Numerical study on the influence of input power and tube shape on a single-phase natural circulation for passive residual heat removal heat exchanger

Abstract

The passive residual heat removal heat exchanger (PRHR HX) plays an important role in cooling the reactor core under accident conditions. However, few studies have considered the exact conditions of the natural circulation loop (NCL) for the PRHR HX, such as different initial temperatures of fluid in the NCL and the cooler, and configuration of the heat exchanger tubes. In this study, analyses with these considerations are conducted. Influences of different heating power inputs and the two configurations (spiral-shaped and C-shaped heat exchanger tubes) on heat transfer performance are discussed.
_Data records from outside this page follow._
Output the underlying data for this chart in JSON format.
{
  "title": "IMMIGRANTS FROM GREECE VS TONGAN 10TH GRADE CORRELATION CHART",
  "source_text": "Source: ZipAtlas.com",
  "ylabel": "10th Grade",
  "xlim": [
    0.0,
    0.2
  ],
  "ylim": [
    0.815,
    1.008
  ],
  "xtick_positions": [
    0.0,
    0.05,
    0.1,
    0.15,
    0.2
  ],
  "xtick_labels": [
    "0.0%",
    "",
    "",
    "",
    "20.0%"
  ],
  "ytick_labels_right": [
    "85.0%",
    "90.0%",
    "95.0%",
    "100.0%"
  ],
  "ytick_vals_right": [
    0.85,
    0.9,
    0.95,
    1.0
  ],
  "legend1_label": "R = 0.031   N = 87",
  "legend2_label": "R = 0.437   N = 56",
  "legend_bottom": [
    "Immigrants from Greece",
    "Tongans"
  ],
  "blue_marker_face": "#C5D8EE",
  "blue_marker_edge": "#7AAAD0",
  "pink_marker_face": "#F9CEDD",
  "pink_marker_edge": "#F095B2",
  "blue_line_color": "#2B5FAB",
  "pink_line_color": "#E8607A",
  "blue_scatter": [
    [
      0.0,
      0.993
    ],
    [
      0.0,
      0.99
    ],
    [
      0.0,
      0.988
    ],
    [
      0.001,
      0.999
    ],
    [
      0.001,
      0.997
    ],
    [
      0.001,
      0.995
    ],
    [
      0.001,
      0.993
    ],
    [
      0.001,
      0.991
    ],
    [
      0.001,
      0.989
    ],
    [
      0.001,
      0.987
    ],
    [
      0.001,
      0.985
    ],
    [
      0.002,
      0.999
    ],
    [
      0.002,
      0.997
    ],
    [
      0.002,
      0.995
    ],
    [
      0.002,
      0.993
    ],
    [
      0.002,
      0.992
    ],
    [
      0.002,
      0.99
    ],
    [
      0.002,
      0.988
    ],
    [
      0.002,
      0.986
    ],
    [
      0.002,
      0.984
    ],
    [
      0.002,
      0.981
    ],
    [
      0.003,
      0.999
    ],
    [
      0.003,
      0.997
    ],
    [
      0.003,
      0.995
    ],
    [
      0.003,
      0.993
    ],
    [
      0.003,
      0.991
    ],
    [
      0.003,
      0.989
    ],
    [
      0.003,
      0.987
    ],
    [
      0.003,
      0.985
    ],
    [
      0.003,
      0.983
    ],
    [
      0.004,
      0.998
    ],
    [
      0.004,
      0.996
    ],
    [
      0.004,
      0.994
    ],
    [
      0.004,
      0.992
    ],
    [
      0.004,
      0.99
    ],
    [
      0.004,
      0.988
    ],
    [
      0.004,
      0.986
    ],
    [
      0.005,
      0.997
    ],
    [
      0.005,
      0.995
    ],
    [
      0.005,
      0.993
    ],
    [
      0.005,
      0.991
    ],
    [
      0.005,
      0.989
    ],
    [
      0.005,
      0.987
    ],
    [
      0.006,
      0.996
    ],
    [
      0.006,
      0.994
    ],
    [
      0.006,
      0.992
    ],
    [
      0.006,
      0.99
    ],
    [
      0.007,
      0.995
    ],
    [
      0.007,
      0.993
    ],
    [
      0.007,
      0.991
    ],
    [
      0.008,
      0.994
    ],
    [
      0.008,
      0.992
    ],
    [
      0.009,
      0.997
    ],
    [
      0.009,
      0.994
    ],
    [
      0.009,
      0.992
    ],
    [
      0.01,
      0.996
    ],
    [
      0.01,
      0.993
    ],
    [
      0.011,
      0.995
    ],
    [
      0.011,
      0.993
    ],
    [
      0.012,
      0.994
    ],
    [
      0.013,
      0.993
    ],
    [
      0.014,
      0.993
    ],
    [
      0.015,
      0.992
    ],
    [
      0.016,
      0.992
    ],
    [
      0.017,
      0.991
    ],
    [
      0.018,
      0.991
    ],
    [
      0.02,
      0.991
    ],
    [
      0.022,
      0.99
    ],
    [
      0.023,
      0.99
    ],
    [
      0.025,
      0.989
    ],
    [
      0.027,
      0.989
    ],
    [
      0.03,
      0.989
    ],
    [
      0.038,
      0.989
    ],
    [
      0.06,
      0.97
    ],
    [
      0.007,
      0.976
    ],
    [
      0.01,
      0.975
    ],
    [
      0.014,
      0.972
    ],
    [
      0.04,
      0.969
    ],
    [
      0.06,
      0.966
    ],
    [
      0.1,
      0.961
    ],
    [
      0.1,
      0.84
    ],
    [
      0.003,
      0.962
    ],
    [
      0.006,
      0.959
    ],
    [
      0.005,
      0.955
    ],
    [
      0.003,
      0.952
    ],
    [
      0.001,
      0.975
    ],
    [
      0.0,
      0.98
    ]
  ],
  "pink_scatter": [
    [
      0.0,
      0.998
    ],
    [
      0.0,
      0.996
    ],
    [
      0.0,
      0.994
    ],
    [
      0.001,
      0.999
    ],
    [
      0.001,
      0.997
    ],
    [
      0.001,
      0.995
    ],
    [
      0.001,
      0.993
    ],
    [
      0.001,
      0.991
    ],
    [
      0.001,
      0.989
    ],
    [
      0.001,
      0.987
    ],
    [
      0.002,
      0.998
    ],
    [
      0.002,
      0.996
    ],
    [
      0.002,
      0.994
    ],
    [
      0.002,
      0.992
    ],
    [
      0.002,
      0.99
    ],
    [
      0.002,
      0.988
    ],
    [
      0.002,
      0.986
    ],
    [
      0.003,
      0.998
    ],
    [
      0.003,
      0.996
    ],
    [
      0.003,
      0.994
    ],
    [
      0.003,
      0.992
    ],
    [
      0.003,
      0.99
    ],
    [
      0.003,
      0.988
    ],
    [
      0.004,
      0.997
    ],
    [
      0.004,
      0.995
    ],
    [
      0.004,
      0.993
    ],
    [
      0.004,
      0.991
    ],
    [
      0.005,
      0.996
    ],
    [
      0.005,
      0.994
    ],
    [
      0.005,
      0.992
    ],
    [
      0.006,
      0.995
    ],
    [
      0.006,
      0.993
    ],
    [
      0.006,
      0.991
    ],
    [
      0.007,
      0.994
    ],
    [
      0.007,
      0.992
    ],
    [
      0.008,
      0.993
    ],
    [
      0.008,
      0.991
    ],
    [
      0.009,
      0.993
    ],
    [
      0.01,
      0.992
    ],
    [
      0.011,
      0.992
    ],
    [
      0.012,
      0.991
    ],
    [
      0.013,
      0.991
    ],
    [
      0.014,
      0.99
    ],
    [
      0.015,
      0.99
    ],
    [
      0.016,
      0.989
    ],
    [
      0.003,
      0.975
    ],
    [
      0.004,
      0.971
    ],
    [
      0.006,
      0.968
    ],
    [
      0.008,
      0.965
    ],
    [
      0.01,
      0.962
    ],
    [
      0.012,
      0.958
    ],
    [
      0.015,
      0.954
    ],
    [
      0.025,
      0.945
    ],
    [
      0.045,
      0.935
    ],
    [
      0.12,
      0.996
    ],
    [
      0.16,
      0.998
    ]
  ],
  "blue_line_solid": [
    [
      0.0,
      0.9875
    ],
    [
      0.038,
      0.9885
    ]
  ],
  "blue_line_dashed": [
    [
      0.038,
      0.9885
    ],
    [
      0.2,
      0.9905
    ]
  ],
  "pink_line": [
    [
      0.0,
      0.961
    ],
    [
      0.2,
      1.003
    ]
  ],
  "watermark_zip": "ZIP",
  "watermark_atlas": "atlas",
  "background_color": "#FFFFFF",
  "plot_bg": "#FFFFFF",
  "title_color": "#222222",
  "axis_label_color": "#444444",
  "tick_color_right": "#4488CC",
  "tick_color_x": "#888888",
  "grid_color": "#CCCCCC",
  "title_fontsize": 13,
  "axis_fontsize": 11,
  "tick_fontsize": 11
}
The CFD computational setting was qualitatively verified and transient computations of 600 s were conducted. The computational results suggest that the oscillation of the first 40 s is associated with difference of the initial temperatures of the fluid in the NCL and the cooler. It is found that the frequency increases first and then the amplitude with increase of heating power. The system reaches a neutrally-stable condition with heating power between 500 W and 750 W, and then it reaches a neutrally-stable condition earlier with an increasing heating power, which also results in a higher frequency and a larger amplitude. In addition, the loop flow rate is positively correlated with the average convective heat transfer coefficient. On the other hand, replacing a C-shaped tube with a spiral-shaped tube insignificantly affects the flow oscillation in the loop, and the more complex heat exchanger tube structure could enhance its heat transfer performance. The results of the study reveal the characteristics of the NCL for the PRHR HX.